Personally, I find more practical to generate the display of info entirely in js/jquery. This way, you don't have to handle the display in both languages. php sends an "empty" shell, with tiles and some static text, and a js file. The page js immediately ajax the data back from php, and formats it. If you do things carefully, you can reuse the procedure easily. I have gone as far as create types for each table fields, which tell how to display the field (id: "hidden", name: "text", county: "select", active: "checkbox", etc).

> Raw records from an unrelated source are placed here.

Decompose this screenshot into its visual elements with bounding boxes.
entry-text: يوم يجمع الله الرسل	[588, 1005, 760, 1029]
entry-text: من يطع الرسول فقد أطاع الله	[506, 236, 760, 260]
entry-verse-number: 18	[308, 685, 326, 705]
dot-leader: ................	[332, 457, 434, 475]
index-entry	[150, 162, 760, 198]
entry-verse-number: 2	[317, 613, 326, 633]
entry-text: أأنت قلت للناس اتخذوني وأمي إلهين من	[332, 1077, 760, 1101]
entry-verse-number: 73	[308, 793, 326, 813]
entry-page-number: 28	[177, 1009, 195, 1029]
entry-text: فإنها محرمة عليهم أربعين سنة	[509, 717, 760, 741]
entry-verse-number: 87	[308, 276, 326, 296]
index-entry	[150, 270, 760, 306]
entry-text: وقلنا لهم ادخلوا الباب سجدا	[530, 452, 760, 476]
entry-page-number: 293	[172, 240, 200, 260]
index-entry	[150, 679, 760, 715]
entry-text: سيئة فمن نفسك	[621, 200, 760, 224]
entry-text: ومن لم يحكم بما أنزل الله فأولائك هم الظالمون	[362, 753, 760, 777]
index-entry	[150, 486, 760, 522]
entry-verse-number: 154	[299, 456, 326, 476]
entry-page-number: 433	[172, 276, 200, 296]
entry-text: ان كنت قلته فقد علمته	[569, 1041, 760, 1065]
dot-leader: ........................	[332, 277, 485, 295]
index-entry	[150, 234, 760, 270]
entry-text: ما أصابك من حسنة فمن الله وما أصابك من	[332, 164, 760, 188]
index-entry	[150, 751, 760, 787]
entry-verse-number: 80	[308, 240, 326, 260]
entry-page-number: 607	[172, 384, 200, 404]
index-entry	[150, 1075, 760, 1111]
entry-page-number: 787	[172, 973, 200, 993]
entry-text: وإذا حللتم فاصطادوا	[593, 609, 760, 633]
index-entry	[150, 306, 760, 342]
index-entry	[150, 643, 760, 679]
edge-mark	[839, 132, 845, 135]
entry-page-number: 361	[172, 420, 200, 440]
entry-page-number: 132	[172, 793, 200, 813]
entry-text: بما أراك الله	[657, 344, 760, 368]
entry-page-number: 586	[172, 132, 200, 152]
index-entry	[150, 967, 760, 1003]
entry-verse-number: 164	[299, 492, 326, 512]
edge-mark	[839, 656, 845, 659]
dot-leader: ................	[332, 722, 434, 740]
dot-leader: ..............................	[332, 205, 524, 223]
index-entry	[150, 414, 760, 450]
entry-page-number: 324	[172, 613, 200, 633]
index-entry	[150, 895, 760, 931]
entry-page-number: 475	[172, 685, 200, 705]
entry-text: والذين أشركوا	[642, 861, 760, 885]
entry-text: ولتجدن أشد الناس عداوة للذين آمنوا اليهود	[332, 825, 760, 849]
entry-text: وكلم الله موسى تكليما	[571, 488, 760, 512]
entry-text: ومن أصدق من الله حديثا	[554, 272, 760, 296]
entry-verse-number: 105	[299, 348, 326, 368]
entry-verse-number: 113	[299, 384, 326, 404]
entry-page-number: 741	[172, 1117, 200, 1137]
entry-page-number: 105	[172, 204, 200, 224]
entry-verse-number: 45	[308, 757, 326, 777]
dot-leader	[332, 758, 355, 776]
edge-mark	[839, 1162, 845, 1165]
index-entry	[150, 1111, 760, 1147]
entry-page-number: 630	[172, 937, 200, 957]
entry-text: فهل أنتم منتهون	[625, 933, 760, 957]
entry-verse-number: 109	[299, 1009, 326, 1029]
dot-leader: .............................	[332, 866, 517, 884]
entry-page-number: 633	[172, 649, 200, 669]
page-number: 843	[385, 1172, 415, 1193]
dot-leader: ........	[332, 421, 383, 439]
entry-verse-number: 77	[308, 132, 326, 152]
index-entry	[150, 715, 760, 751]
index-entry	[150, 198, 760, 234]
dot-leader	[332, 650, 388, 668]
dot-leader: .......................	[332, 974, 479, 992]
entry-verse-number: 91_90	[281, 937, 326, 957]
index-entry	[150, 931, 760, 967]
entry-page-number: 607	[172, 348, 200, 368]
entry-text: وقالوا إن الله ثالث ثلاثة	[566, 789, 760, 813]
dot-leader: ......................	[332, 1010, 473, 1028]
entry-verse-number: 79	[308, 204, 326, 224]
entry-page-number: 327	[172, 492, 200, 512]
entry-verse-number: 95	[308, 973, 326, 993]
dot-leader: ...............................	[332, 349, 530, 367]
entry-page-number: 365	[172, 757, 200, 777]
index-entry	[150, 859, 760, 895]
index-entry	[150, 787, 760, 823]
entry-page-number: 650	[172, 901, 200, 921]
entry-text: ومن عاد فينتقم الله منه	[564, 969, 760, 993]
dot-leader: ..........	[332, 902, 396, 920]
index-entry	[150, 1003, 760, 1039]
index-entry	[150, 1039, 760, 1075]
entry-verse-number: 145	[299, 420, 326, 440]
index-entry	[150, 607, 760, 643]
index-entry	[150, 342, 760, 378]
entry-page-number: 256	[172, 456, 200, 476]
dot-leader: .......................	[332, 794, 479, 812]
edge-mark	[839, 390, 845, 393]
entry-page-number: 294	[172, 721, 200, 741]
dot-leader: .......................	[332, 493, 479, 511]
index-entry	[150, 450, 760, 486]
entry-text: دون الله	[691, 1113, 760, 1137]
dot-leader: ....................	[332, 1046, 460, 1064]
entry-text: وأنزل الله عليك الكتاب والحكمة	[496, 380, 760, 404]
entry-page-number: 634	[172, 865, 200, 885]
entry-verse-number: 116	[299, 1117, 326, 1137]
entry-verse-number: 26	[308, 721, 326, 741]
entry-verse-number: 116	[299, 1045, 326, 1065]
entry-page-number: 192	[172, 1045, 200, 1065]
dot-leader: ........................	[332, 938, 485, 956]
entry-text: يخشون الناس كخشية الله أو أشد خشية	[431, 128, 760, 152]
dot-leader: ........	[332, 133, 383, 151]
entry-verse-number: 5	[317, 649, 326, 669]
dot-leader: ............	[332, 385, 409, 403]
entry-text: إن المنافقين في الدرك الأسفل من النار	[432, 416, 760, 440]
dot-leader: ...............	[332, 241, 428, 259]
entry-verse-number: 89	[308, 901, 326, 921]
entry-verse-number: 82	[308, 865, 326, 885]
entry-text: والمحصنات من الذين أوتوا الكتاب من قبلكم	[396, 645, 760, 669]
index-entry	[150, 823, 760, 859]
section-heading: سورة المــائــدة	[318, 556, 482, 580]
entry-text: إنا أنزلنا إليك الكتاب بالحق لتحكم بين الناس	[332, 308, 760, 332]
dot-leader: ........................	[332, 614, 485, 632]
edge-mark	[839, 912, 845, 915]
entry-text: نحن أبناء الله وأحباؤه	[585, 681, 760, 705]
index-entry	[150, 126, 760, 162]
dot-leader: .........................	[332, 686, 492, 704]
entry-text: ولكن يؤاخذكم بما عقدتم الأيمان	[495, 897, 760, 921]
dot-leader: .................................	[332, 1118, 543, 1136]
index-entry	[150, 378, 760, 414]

Moreover, I don't use any form, only buttons and the jquery $.post() function. This allows to build the post data easily with something like that:

$('table.VirtualFormTable').delegate('.update, .create', 'click', function() {  // .update and .create are button's class on each row.

    var $this = $(this);
    var $row = $this.closest('tr');
    params = {};
    $('input, select', $row).each(function () {
        if ( this.type == 'checkbox' ) params[this.name] = this.checked;
        params[this.name] = this.value;
    });

    if ( validateParams(params) ) {
        $.post(url, params, function (data) { $row.removeClass('updatePending'); });
    }

});

it's quite easy to loop each row that has changed, and build an "array" of params which looks like that:

{[ 
    0: {param1: '...', param2: '...'},
    1: {param1: '...', param2: '...'}
]}

then in php you can do something like that:

$fields = str_replace(array('true', 'false'), array('1', '0'), $_POST);  // transform checkboxes
$whereArray = array_slice($fields, 0, 1); // table_index in first position
myDbTools::insertOrUpdate('table', $fields, $whereArray);

with a 3 part template like that, you need to write 2 lines to create a complete form based on a table.